バイデン氏はデラウェア州ウィルミントンで演説し、「われわれは今、行動しなければならない」と呼び掛けた。その上で、来月の上下両院合同会議で第2弾のより広範な経済回復プランを公表すると述べた。政権移行チームによれば、同プランにはインフラや気候変動対策など一段と長期的な開発目標向けの資金が含まれる。
bloomberg(2021/1/15)より
- 直接給付金を昨年12月承認の600ドルから計2000ドルに増額
- 失業保険給付、9月まで400ドル上乗せ
- 州・地方自治体への支援金3500億ドル
- 最低賃金の時給15ドルへの引き上げ
- 学校再開支援1300億ドル
- ワクチン・コロナ検査などに1600億ドル
- 賃貸・小規模家主支援300億ドル
- 保育サービス業者に250億ドル
- 食料支援拡充
- 子育て税控除拡充
- 傷病・家族休暇拡充
バイデン氏が米経済復興の柱とする「バイデノミクス」では、環境インフラや製造業への投資、社会保障の拡充などで、10年間の歳出規模が11兆ドルに上ると試算され、増税でまかなっても、財政赤字は5兆ドル以上、膨らむ恐れがあります。

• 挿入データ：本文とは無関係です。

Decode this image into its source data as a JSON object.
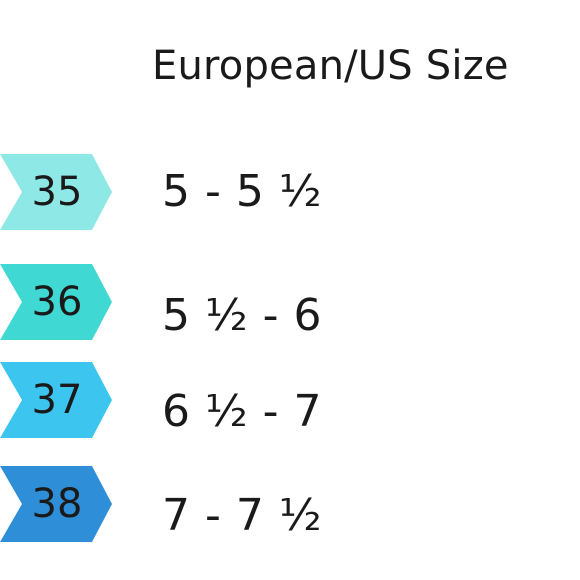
{
  "header": {
    "title": "European/US Size"
  },
  "rows": [
    {
      "eu": "35",
      "us": "5 - 5 ½",
      "color": "#8ee9e6"
    },
    {
      "eu": "36",
      "us": "5 ½ - 6",
      "color": "#3fd8d2"
    },
    {
      "eu": "37",
      "us": "6 ½ - 7",
      "color": "#3cc6ef"
    },
    {
      "eu": "38",
      "us": "7 - 7 ½",
      "color": "#2e8fd8"
    }
  ]
}
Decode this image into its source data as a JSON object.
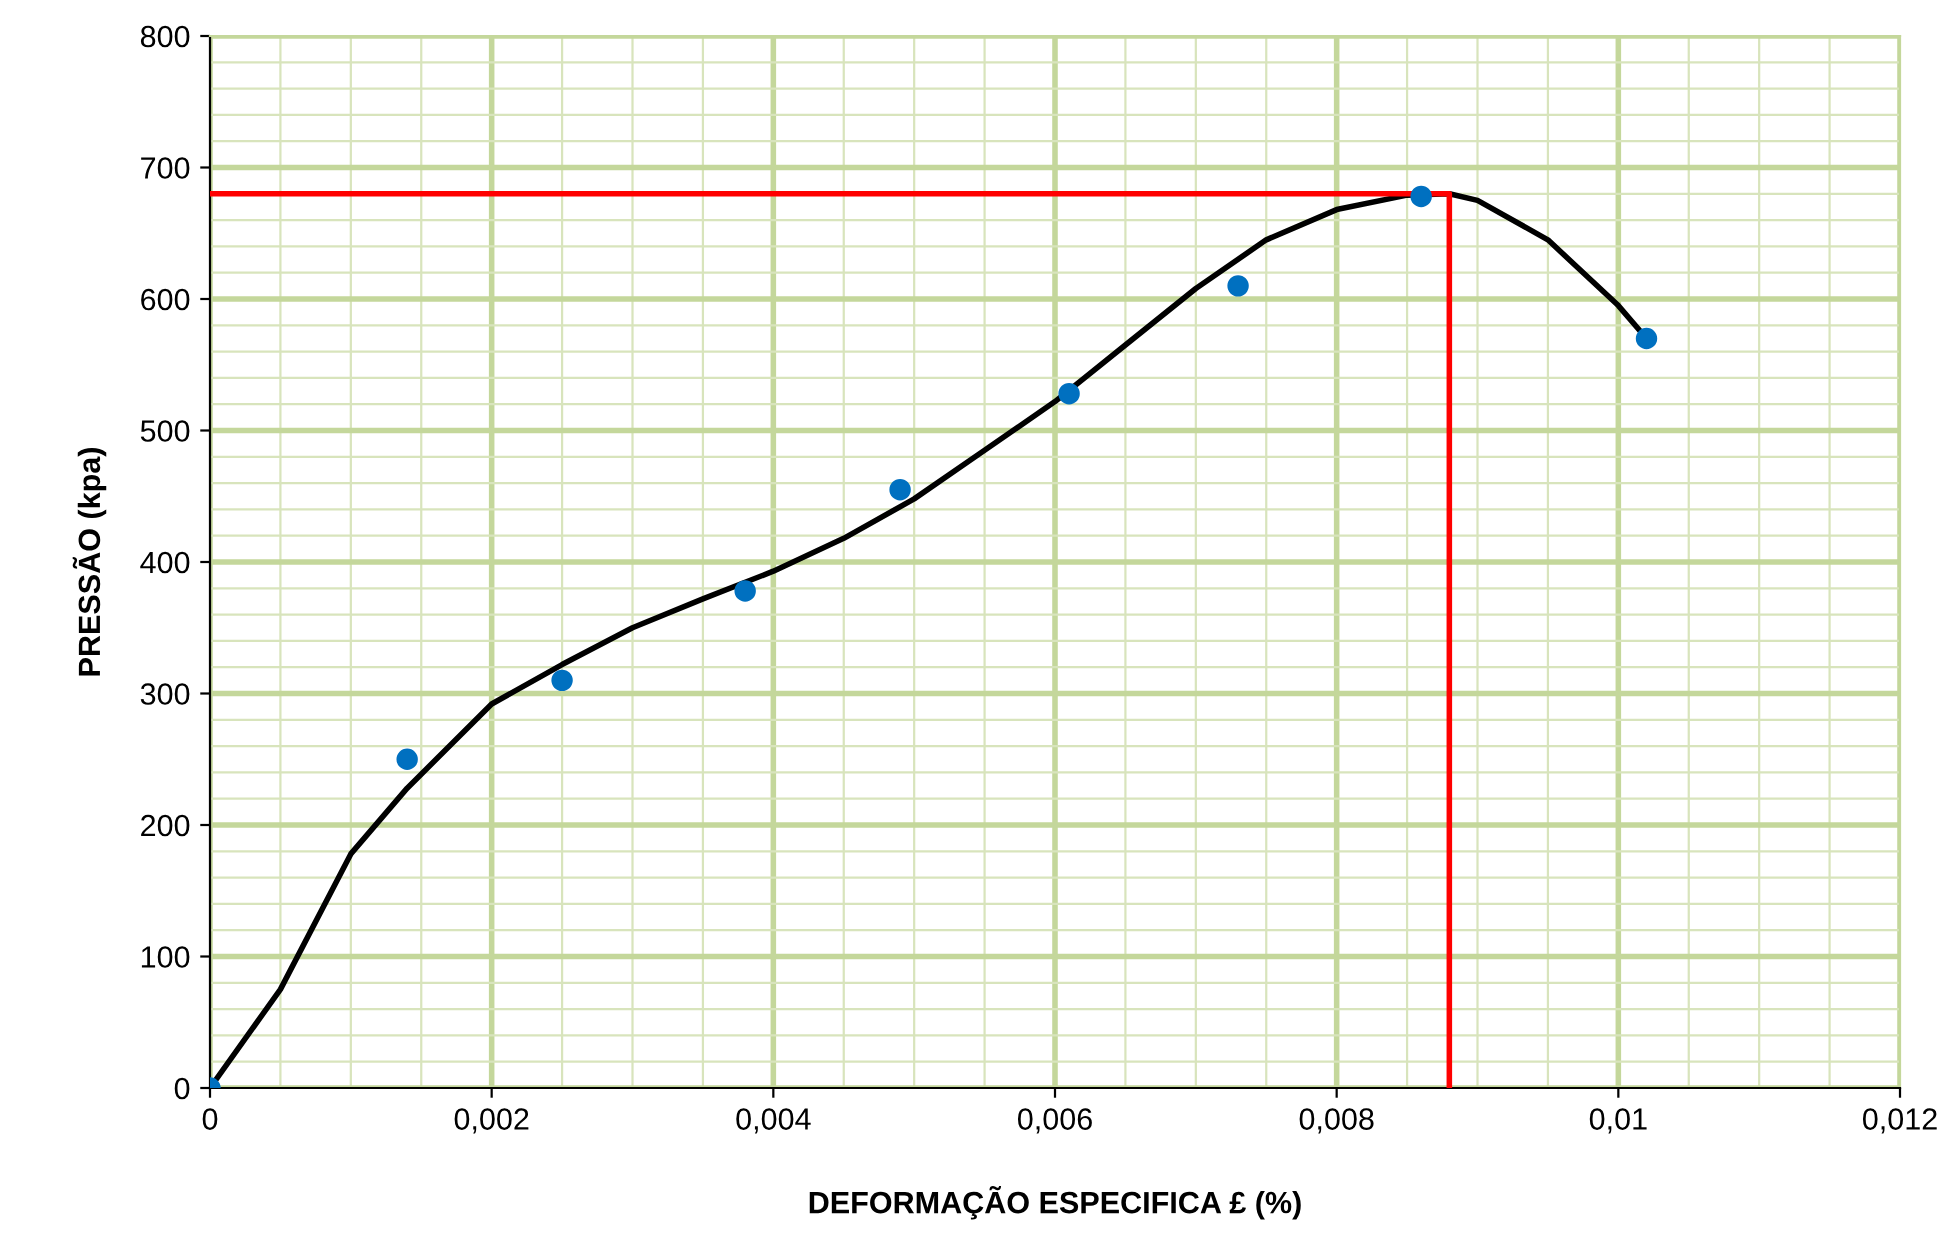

懸念されるのは、金利上昇です。しかし、財務長官に指名されたイエレン氏は、FRBの前議長でもあり、財政・金融政策の一体化による「高圧経済政策」への期待は高いと言われています。米国や日本の市場関係者の間では、巨額経済対策などを背景に「バイデントレード」が当面続くとの強気の見方が強く、「21年もS&P500指数は2ケタの上昇率に達するだろう」(米インベスコのクリスティーナ・フーパー氏)という声もあります。
世界恐慌再来の恐れ
大型経済対策によるバブル懸念は尽きないですが、「世界恐慌の再来になるのではないか」という記事が気になりました。
世界恐慌とは、1929年10月24日「暗黒の木曜日」以降のNY株価の暴落を呼びます。株価は「暗黒の木曜日」からの1週間でピークの約半分まで下がり、S&P500は3年間で約86%下落しました。その後、直前に付けたピークを塗り替えるまでに25年(1954年)かかりました。

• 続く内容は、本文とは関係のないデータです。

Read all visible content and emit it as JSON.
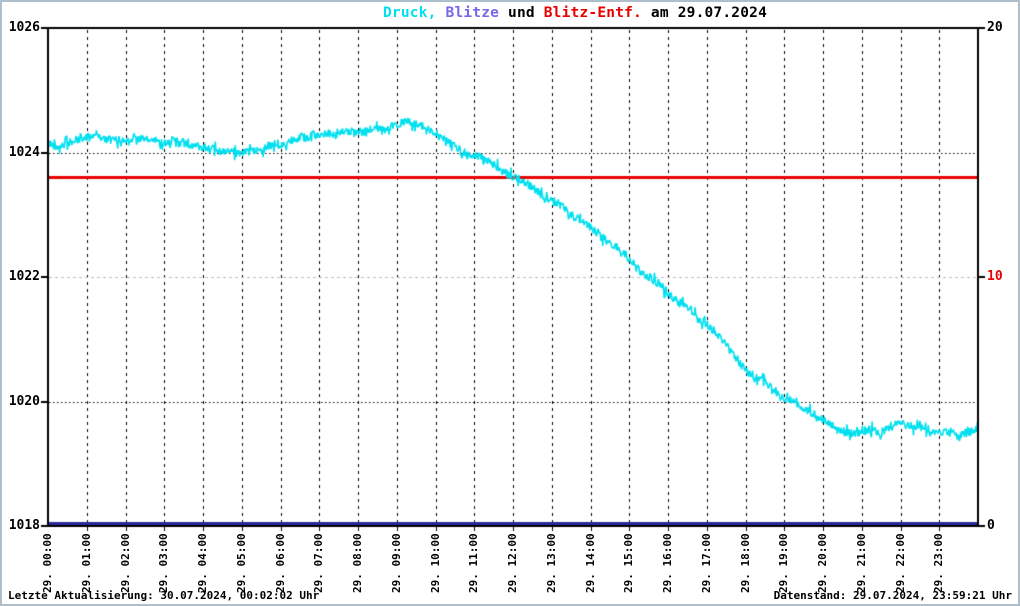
{
  "page": {
    "title_segments": [
      {
        "text": "Druck,",
        "color": "#00DFEF"
      },
      {
        "text": " Blitze",
        "color": "#7668E6"
      },
      {
        "text": " und ",
        "color": "#000000"
      },
      {
        "text": "Blitz-Entf.",
        "color": "#E80000"
      },
      {
        "text": " am 29.07.2024",
        "color": "#000000"
      }
    ],
    "footer_left": "Letzte Aktualisierung: 30.07.2024, 00:02:02 Uhr",
    "footer_right": "Datenstand: 29.07.2024, 23:59:21 Uhr"
  },
  "chart_data": {
    "type": "line",
    "title": "Druck, Blitze und Blitz-Entf. am 29.07.2024",
    "x_axis": {
      "range_hours": [
        0,
        24
      ],
      "tick_labels": [
        "29. 00:00",
        "29. 01:00",
        "29. 02:00",
        "29. 03:00",
        "29. 04:00",
        "29. 05:00",
        "29. 06:00",
        "29. 07:00",
        "29. 08:00",
        "29. 09:00",
        "29. 10:00",
        "29. 11:00",
        "29. 12:00",
        "29. 13:00",
        "29. 14:00",
        "29. 15:00",
        "29. 16:00",
        "29. 17:00",
        "29. 18:00",
        "29. 19:00",
        "29. 20:00",
        "29. 21:00",
        "29. 22:00",
        "29. 23:00"
      ]
    },
    "y_left": {
      "range": [
        1018,
        1026
      ],
      "tick_values": [
        1026,
        1024,
        1022,
        1020,
        1018
      ],
      "tick_color": "#000000"
    },
    "y_right": {
      "range": [
        0,
        20
      ],
      "ticks": [
        {
          "label": "20",
          "value": 20,
          "color": "#000000"
        },
        {
          "label": "10",
          "value": 10,
          "color": "#E80000"
        },
        {
          "label": "0",
          "value": 0,
          "color": "#000000"
        }
      ]
    },
    "gridlines": {
      "vertical": {
        "every_hours": 1,
        "style": "dashed",
        "color": "#000000"
      },
      "horizontal": [
        {
          "at_left_value": 1024,
          "style": "dotted",
          "color": "#000000"
        },
        {
          "at_left_value": 1022,
          "style": "dashed",
          "color": "#BDBDBD"
        },
        {
          "at_left_value": 1020,
          "style": "dotted",
          "color": "#000000"
        }
      ]
    },
    "series": [
      {
        "name": "Druck",
        "style": "noisy-line",
        "color": "#00DFEF",
        "axis": "left",
        "x_start_hour": 0,
        "x_step_hours": 0.25,
        "noise_amplitude": 0.07,
        "noise_seed": 42,
        "values": [
          1024.15,
          1024.1,
          1024.15,
          1024.2,
          1024.25,
          1024.3,
          1024.2,
          1024.2,
          1024.2,
          1024.25,
          1024.2,
          1024.2,
          1024.15,
          1024.2,
          1024.15,
          1024.1,
          1024.1,
          1024.05,
          1024.0,
          1024.0,
          1024.0,
          1024.0,
          1024.05,
          1024.1,
          1024.1,
          1024.2,
          1024.25,
          1024.25,
          1024.3,
          1024.3,
          1024.3,
          1024.35,
          1024.3,
          1024.35,
          1024.4,
          1024.35,
          1024.45,
          1024.5,
          1024.45,
          1024.4,
          1024.3,
          1024.2,
          1024.1,
          1024.0,
          1023.95,
          1023.9,
          1023.8,
          1023.7,
          1023.6,
          1023.55,
          1023.45,
          1023.3,
          1023.25,
          1023.15,
          1023.0,
          1022.9,
          1022.8,
          1022.65,
          1022.55,
          1022.45,
          1022.3,
          1022.1,
          1022.0,
          1021.9,
          1021.75,
          1021.6,
          1021.5,
          1021.35,
          1021.25,
          1021.1,
          1020.9,
          1020.7,
          1020.5,
          1020.4,
          1020.3,
          1020.2,
          1020.05,
          1020.0,
          1019.9,
          1019.8,
          1019.7,
          1019.6,
          1019.5,
          1019.5,
          1019.5,
          1019.55,
          1019.5,
          1019.6,
          1019.65,
          1019.6,
          1019.6,
          1019.5,
          1019.5,
          1019.5,
          1019.45,
          1019.5,
          1019.55
        ]
      },
      {
        "name": "Blitz-Entf.",
        "style": "hline",
        "color": "#E80000",
        "value_left_axis": 1023.6,
        "value_right_axis": 14
      },
      {
        "name": "Blitze",
        "style": "hline",
        "color": "#2A2A9E",
        "value_right_axis": 0
      }
    ]
  }
}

第1次大戦後の恐慌を克服した米国は、戦争で生産設備が破壊された欧州とは違って戦場にならなかったこと、また海外資本の流入と普及後期にあった自動車産業の活況などで未曾有の繁栄状態にありました。そのため、海外から流入する過剰資本は銀行の貸付拡大を梃子として株式投機、土地投機に拡大して「バブル」の様相を呈していました。
株価上昇の反動をきっかけに株価が下落し、それがバブル崩壊と銀行の倒産へとつながり、強烈な景気の後退が訪れる結果となりました。米国経済は、金融不安が拡大したこと、金融政策において金本位制の足かせにより十分な流動性を供給できなかったことなどさまざまな要因によりGDPが4年間で半分程度まで縮小するなど、未曾有の低迷を30年以上続けることとなりました。(まるで今の日本のようです。)

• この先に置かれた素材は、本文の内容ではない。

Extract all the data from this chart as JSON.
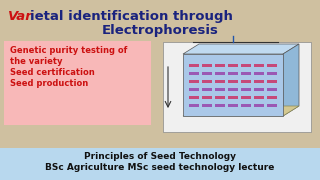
{
  "bg_color": "#cfc0a0",
  "title_line1_var": "Var",
  "title_line1_rest": "ietal identification through",
  "title_line2": "Electrophoresis",
  "title_color_main": "#1a237e",
  "title_color_var": "#cc1111",
  "title_fontsize": 9.5,
  "bullet_box_color": "#f8b8b8",
  "bullet_items": [
    "Genetic purity testing of",
    "the variety",
    "Seed certification",
    "Seed production"
  ],
  "bullet_color": "#cc1111",
  "bullet_fontsize": 6.0,
  "footer_bg": "#b8d8ee",
  "footer_line1": "Principles of Seed Technology",
  "footer_line2": "BSc Agriculture MSc seed technology lecture",
  "footer_fontsize": 6.5,
  "footer_color": "#111111",
  "diagram_bg": "#ffffff",
  "gel_color": "#aac8e8",
  "band_colors_row": [
    "#cc3366",
    "#9944aa",
    "#cc3366",
    "#9944aa",
    "#cc3366",
    "#9944aa"
  ],
  "tray_color": "#d4c890"
}
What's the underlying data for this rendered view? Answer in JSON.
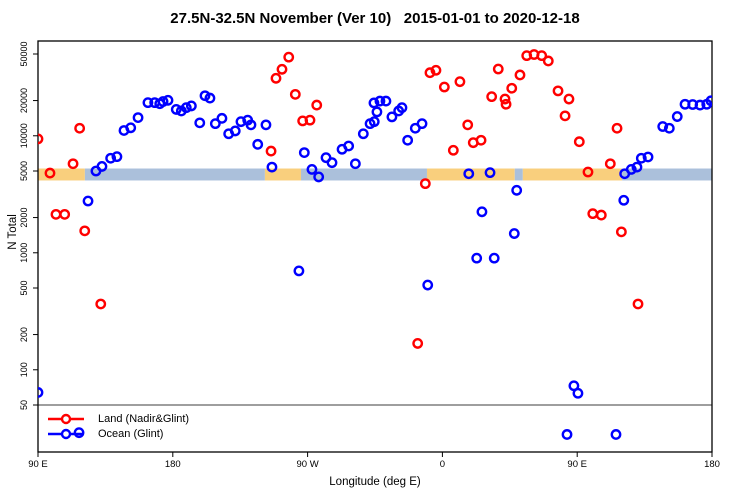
{
  "title": "27.5N-32.5N November (Ver 10)   2015-01-01 to 2020-12-18",
  "chart_data": {
    "type": "scatter",
    "title": "27.5N-32.5N November (Ver 10)   2015-01-01 to 2020-12-18",
    "xlabel": "Longitude (deg E)",
    "ylabel": "N Total",
    "x_axis": {
      "note": "longitude wraps eastward from 90E across dateline; continuous coords 90..540",
      "range": [
        90,
        540
      ],
      "ticks": [
        {
          "lon": 90,
          "label": "90 E"
        },
        {
          "lon": 180,
          "label": "180"
        },
        {
          "lon": 270,
          "label": "90 W"
        },
        {
          "lon": 360,
          "label": "0"
        },
        {
          "lon": 450,
          "label": "90 E"
        },
        {
          "lon": 540,
          "label": "180"
        }
      ]
    },
    "y_axis": {
      "scale": "log10",
      "range": [
        20,
        65000
      ],
      "ticks": [
        50,
        100,
        200,
        500,
        1000,
        2000,
        5000,
        10000,
        20000,
        50000
      ]
    },
    "grid": "off",
    "legend_position": "bottom-left",
    "reference_line_y": 50,
    "reference_line_color": "#7f7f7f",
    "surface_band": {
      "value_range": [
        4150,
        5250
      ],
      "land_color": "#f9cf7d",
      "ocean_color": "#abc0db",
      "segments": [
        {
          "from": 90,
          "to": 121.3,
          "surface": "land"
        },
        {
          "from": 121.3,
          "to": 241.5,
          "surface": "ocean"
        },
        {
          "from": 241.5,
          "to": 265.6,
          "surface": "land"
        },
        {
          "from": 265.6,
          "to": 349.7,
          "surface": "ocean"
        },
        {
          "from": 349.7,
          "to": 408.3,
          "surface": "land"
        },
        {
          "from": 408.3,
          "to": 413.7,
          "surface": "ocean"
        },
        {
          "from": 413.7,
          "to": 480.0,
          "surface": "land"
        },
        {
          "from": 480.0,
          "to": 540.0,
          "surface": "ocean"
        }
      ]
    },
    "series": [
      {
        "name": "Land (Nadir&Glint)",
        "color": "#ff0000",
        "marker": "open-circle",
        "points": [
          [
            90,
            9400
          ],
          [
            98,
            4800
          ],
          [
            102,
            2130
          ],
          [
            107.8,
            2130
          ],
          [
            113.4,
            5770
          ],
          [
            117.8,
            11600
          ],
          [
            121.2,
            1540
          ],
          [
            131.9,
            365
          ],
          [
            245.6,
            7400
          ],
          [
            248.9,
            31000
          ],
          [
            252.9,
            37000
          ],
          [
            257.4,
            47000
          ],
          [
            261.8,
            22600
          ],
          [
            266.7,
            13400
          ],
          [
            271.6,
            13600
          ],
          [
            276.1,
            18300
          ],
          [
            343.5,
            168
          ],
          [
            348.6,
            3900
          ],
          [
            351.7,
            34600
          ],
          [
            355.7,
            36300
          ],
          [
            361.3,
            26100
          ],
          [
            367.3,
            7520
          ],
          [
            371.7,
            29000
          ],
          [
            376.9,
            12400
          ],
          [
            380.6,
            8730
          ],
          [
            385.8,
            9160
          ],
          [
            392.9,
            21600
          ],
          [
            397.3,
            37200
          ],
          [
            401.8,
            20600
          ],
          [
            402.5,
            18600
          ],
          [
            406.3,
            25500
          ],
          [
            411.8,
            33100
          ],
          [
            416.3,
            48400
          ],
          [
            421.2,
            49500
          ],
          [
            426.3,
            48400
          ],
          [
            430.7,
            43600
          ],
          [
            437.2,
            24200
          ],
          [
            441.9,
            14800
          ],
          [
            444.5,
            20600
          ],
          [
            451.4,
            8900
          ],
          [
            457.2,
            4900
          ],
          [
            460.4,
            2160
          ],
          [
            466.1,
            2100
          ],
          [
            472.1,
            5770
          ],
          [
            476.6,
            11600
          ],
          [
            479.5,
            1510
          ],
          [
            490.6,
            365
          ]
        ]
      },
      {
        "name": "Ocean (Glint)",
        "color": "#0000ff",
        "marker": "open-circle",
        "points": [
          [
            90,
            64
          ],
          [
            117.4,
            29
          ],
          [
            123.4,
            2770
          ],
          [
            128.7,
            5000
          ],
          [
            132.7,
            5470
          ],
          [
            138.5,
            6430
          ],
          [
            142.7,
            6630
          ],
          [
            147.4,
            11100
          ],
          [
            151.9,
            11700
          ],
          [
            156.8,
            14300
          ],
          [
            163.4,
            19200
          ],
          [
            167.9,
            19200
          ],
          [
            171.3,
            18800
          ],
          [
            173.5,
            19600
          ],
          [
            176.8,
            20100
          ],
          [
            182.3,
            16800
          ],
          [
            185.7,
            16300
          ],
          [
            189,
            17400
          ],
          [
            192.4,
            18000
          ],
          [
            198,
            12900
          ],
          [
            201.5,
            22000
          ],
          [
            204.8,
            21000
          ],
          [
            208.4,
            12700
          ],
          [
            212.8,
            14100
          ],
          [
            217.3,
            10400
          ],
          [
            221.7,
            11000
          ],
          [
            225.5,
            13200
          ],
          [
            230,
            13600
          ],
          [
            232.2,
            12400
          ],
          [
            236.7,
            8450
          ],
          [
            242.2,
            12400
          ],
          [
            246.2,
            5400
          ],
          [
            264.2,
            700
          ],
          [
            267.8,
            7180
          ],
          [
            272.9,
            5160
          ],
          [
            277.4,
            4450
          ],
          [
            282.3,
            6500
          ],
          [
            286.3,
            5890
          ],
          [
            293,
            7670
          ],
          [
            297.4,
            8180
          ],
          [
            301.9,
            5770
          ],
          [
            307.2,
            10400
          ],
          [
            311.7,
            12700
          ],
          [
            314.5,
            13200
          ],
          [
            314.3,
            19100
          ],
          [
            316.3,
            16000
          ],
          [
            318.3,
            19800
          ],
          [
            322.3,
            19800
          ],
          [
            326.3,
            14500
          ],
          [
            330.8,
            16300
          ],
          [
            333,
            17400
          ],
          [
            336.8,
            9160
          ],
          [
            341.9,
            11600
          ],
          [
            346.4,
            12700
          ],
          [
            350.2,
            530
          ],
          [
            377.6,
            4740
          ],
          [
            382.9,
            900
          ],
          [
            386.4,
            2240
          ],
          [
            391.8,
            4840
          ],
          [
            394.6,
            900
          ],
          [
            408,
            1460
          ],
          [
            409.6,
            3420
          ],
          [
            443.2,
            28
          ],
          [
            447.8,
            73
          ],
          [
            450.5,
            63
          ],
          [
            475.9,
            28
          ],
          [
            481.1,
            2810
          ],
          [
            481.7,
            4740
          ],
          [
            486.1,
            5160
          ],
          [
            489.9,
            5400
          ],
          [
            492.8,
            6430
          ],
          [
            497.3,
            6590
          ],
          [
            507.1,
            12000
          ],
          [
            511.5,
            11600
          ],
          [
            516.8,
            14600
          ],
          [
            522,
            18600
          ],
          [
            527.1,
            18500
          ],
          [
            532,
            18300
          ],
          [
            536.5,
            18600
          ],
          [
            539.3,
            19900
          ]
        ]
      }
    ]
  }
}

当時のファーバー大統領(1929~1933)は不況は周期的なもので、景気はまもなく回復すると考え、また「自由放任主義」、つまり市場原理に任せておけばいいという従来の共和党の基本方針を守ったため対応が遅れることとなりました。加えて、国内産業を保護して高賃金を維持することによって恐慌の克服をめざした保護主義貿易を実施(1930年のスムート・ホーリー関税法)しましたが、諸外国も対抗して高関税策を採ったため、世界貿易は減少し、かえって恐慌をさらに深刻なものにしてしまいました。
1933年のルーズベルト大統領によるニューディール政策により、1935年前後の株価の上昇が示すように、大恐慌はいったん終息しかかります。しかし1937年に、FRBがそろそろいいだろうと、政策の正常化へ預金準備率引き上げという「出口」に動いて程なく、株価は急反落。結局、第2次世界大戦の戦争需要まで、不況とデフレが続く事態になりました。米政府は大量発行する国債の金利を抑えるため、FRBに国債価格支持策(国債金利上限維持策)を課し、金融政策を縛り続けました。
ニューディール政策はそれまでアメリカの歴代政権が取ってきた、市場への政府の介入も経済政策も限定的にとどめる古典的な自由主義的経済政策から、政府が市場経済に積極的に関与する政策へと転換したものであり、第二次世界大戦後の資本主義国の経済政策に大きな影響を与えた。
wikipediaより
今回の政策公表は、JPモルガンを含めた銀行業界の予想の2倍であり、市場だけでなく、米国経済全体でポジティブだと言われている一方で、インフレーションリスクや上記のような下落リスクに注意しなければいけません。